India’s main opposition Congress party, though currently without a leader, has been at the forefront of criticism of the government’s decision to revoke Article 370, the special constitutional status that let Kashmir have its own set of rules. It allowed the region to maintain its Muslim-majority status by banning outsiders from buying Kashmiri property.

The party’s general secretary Priyanka Gandhi Vadra said on Tuesday that the decision was “unconstitutional” and “against all principles of democracy”.

That’s a reference to the fact that the government was able to bypass a rule saying a state’s assembly must consent to any central decision affecting that state’s status. The decision on Article 370 was passed unilaterally, because Jammu and Kashmir is currently under direct – “President’s rule”, following the collapse of local government.

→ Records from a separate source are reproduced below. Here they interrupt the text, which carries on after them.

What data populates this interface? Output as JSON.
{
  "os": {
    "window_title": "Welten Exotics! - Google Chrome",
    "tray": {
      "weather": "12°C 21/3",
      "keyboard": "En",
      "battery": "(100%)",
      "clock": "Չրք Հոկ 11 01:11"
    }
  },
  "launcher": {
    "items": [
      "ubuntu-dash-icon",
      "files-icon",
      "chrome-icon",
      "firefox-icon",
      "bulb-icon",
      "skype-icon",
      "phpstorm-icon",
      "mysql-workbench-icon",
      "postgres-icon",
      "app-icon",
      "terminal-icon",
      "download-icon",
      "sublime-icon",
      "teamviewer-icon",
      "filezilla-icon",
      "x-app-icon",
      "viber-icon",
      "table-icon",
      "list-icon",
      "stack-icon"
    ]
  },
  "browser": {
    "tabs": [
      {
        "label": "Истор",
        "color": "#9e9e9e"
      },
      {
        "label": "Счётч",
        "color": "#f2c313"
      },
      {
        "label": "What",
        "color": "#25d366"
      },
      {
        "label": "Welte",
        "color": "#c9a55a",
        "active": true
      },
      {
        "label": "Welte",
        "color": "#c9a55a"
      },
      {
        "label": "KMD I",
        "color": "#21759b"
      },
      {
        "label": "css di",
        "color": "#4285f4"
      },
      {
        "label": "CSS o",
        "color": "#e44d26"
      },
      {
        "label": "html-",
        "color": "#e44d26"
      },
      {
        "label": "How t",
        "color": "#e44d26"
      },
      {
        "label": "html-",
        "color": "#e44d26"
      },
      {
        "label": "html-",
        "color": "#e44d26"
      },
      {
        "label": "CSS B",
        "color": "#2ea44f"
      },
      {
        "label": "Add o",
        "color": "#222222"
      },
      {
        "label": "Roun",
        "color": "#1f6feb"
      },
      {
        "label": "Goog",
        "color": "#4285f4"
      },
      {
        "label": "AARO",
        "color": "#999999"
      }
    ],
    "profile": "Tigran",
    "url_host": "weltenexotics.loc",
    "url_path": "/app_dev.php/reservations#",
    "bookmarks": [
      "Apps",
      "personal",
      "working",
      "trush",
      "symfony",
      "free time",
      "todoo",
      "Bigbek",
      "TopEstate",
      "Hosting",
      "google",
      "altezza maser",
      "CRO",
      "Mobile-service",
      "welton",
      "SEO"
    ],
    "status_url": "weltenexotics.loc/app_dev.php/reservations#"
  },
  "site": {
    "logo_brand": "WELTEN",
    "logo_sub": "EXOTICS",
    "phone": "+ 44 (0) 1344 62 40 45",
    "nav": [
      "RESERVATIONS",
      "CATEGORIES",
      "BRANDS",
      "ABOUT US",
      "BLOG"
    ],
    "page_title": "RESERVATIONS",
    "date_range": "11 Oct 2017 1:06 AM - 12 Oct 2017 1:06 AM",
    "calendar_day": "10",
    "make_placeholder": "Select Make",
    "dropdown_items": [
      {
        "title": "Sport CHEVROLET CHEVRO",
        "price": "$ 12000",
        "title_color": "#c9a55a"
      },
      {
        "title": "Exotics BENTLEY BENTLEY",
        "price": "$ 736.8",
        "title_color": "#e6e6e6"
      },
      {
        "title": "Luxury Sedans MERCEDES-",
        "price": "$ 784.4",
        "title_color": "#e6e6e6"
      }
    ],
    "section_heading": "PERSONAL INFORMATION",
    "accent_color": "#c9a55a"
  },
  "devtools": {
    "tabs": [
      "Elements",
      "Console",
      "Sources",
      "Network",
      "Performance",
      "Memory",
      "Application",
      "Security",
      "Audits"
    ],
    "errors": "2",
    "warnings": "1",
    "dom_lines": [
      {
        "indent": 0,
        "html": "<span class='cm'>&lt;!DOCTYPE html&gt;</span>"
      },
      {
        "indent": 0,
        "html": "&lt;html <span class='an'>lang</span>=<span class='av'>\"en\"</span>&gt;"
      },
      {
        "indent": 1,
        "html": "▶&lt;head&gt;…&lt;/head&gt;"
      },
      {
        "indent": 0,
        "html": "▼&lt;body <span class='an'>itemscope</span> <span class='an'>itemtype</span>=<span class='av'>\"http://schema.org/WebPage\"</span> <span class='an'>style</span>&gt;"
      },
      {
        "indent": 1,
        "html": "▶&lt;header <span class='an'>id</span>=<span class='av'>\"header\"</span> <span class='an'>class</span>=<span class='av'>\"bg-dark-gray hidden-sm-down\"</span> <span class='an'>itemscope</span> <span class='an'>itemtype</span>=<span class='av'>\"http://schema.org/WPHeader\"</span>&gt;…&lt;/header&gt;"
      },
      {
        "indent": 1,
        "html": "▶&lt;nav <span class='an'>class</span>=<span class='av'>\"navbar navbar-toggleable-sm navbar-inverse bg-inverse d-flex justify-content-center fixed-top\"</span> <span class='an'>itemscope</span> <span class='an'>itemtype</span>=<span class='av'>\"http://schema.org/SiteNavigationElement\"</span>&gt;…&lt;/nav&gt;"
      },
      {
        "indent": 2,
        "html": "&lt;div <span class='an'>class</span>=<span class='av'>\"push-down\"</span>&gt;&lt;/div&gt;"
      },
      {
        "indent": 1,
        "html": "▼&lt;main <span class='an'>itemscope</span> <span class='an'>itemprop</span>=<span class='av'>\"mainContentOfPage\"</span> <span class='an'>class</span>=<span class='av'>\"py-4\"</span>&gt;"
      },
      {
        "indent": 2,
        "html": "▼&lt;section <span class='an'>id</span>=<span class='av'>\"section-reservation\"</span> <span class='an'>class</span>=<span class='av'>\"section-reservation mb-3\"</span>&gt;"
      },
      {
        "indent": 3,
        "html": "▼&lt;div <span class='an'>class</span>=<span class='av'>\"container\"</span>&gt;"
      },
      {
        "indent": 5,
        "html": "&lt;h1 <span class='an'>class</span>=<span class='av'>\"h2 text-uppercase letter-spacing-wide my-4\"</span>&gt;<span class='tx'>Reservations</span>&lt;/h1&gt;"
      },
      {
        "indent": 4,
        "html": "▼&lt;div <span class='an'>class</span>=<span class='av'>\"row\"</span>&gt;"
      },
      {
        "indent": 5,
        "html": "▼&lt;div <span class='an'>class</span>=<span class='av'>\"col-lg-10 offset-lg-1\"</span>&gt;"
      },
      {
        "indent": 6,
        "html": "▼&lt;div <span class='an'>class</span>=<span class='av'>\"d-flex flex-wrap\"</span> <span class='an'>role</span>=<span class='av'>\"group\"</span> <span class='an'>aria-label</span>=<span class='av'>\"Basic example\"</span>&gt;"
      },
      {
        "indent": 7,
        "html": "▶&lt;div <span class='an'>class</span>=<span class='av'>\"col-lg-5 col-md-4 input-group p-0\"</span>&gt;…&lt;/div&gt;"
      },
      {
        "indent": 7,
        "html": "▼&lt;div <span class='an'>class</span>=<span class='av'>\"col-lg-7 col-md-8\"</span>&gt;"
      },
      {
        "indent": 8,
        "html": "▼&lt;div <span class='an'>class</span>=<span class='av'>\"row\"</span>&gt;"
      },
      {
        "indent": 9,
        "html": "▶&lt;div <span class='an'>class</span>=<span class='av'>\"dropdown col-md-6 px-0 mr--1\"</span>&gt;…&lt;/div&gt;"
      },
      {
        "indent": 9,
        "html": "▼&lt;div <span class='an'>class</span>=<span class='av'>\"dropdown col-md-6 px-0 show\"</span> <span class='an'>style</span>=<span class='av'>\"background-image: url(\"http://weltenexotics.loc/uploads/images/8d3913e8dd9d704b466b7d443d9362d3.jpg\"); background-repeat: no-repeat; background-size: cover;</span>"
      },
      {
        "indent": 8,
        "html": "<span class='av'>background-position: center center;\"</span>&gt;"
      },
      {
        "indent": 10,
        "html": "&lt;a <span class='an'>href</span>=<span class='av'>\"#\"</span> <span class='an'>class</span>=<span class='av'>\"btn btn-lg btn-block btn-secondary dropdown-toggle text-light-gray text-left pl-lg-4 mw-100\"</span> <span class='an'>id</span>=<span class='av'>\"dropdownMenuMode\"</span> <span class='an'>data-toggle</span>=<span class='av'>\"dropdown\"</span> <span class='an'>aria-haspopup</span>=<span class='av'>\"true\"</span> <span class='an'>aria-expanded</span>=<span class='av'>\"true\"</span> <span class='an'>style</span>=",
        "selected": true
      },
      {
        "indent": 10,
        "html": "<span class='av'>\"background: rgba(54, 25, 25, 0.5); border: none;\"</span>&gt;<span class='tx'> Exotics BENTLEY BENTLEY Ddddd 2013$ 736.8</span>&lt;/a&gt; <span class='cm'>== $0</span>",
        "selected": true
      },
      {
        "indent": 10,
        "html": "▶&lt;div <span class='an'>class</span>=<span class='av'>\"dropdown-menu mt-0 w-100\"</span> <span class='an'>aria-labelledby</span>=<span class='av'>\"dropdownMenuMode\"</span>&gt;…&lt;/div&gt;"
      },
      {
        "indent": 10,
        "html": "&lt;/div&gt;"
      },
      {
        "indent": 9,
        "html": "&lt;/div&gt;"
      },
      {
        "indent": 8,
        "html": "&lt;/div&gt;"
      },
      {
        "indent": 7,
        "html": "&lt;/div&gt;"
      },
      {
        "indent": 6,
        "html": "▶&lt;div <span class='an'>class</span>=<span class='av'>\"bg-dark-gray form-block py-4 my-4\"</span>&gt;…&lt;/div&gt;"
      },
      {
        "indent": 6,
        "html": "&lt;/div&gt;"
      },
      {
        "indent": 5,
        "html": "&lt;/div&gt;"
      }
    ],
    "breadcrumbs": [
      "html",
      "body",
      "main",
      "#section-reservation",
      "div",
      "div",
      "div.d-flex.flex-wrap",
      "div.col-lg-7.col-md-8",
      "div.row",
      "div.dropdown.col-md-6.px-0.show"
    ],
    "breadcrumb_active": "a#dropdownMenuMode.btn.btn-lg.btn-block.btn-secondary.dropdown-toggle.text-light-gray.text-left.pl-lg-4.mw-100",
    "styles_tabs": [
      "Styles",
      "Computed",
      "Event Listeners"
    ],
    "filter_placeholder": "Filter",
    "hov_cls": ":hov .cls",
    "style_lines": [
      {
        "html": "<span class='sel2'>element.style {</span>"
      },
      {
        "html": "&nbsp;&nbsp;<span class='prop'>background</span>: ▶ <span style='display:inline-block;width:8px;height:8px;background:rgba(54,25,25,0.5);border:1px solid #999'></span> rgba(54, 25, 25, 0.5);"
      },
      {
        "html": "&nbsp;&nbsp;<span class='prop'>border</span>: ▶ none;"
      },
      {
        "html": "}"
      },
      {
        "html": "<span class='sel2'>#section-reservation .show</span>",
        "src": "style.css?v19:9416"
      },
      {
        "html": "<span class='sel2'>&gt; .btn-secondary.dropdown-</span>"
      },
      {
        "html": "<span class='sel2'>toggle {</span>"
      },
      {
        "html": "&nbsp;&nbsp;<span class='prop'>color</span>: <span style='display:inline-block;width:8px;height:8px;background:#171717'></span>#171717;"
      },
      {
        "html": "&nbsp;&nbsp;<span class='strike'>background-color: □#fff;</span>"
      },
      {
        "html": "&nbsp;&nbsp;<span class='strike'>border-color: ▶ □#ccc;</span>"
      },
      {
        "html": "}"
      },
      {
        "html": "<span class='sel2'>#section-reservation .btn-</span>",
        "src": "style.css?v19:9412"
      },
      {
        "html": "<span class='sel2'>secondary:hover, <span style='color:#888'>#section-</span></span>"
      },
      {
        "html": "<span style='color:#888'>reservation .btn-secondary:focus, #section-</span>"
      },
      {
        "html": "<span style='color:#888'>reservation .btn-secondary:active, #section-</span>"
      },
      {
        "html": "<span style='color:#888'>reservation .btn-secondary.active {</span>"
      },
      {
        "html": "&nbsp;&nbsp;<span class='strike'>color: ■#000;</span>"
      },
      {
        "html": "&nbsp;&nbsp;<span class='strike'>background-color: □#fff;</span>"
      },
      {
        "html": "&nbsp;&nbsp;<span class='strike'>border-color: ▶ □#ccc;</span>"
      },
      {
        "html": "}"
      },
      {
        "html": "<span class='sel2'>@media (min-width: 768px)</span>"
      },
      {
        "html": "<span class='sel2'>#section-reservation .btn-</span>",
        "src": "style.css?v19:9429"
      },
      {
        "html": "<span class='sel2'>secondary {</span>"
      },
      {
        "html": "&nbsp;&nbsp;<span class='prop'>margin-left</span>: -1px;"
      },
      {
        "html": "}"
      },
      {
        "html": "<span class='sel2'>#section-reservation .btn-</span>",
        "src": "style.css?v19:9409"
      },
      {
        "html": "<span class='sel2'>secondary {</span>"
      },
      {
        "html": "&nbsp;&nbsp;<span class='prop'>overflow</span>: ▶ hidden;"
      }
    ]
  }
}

Rahul Gandhi, who was Congress president until he resigned two months ago, said that he and other senior opposition figures would “accept” an invitation from the Jammu and Kashmir governor to visit and assess the situation in the state.

The current governor Satya Pal Malik had called some Congress MPs “idiots” for their criticisms of the government over Kashmir and said he “has invited Rahul Gandhi to come here. I will send you a plane, to observe (the situation) and then speak up.”

Mr Gandhi said they would take up the “gracious invitation”. “We won’t need an aircraft but please ensure us the freedom to travel and meet the people, mainstream leaders and our soldiers stationed over there,” he tweeted.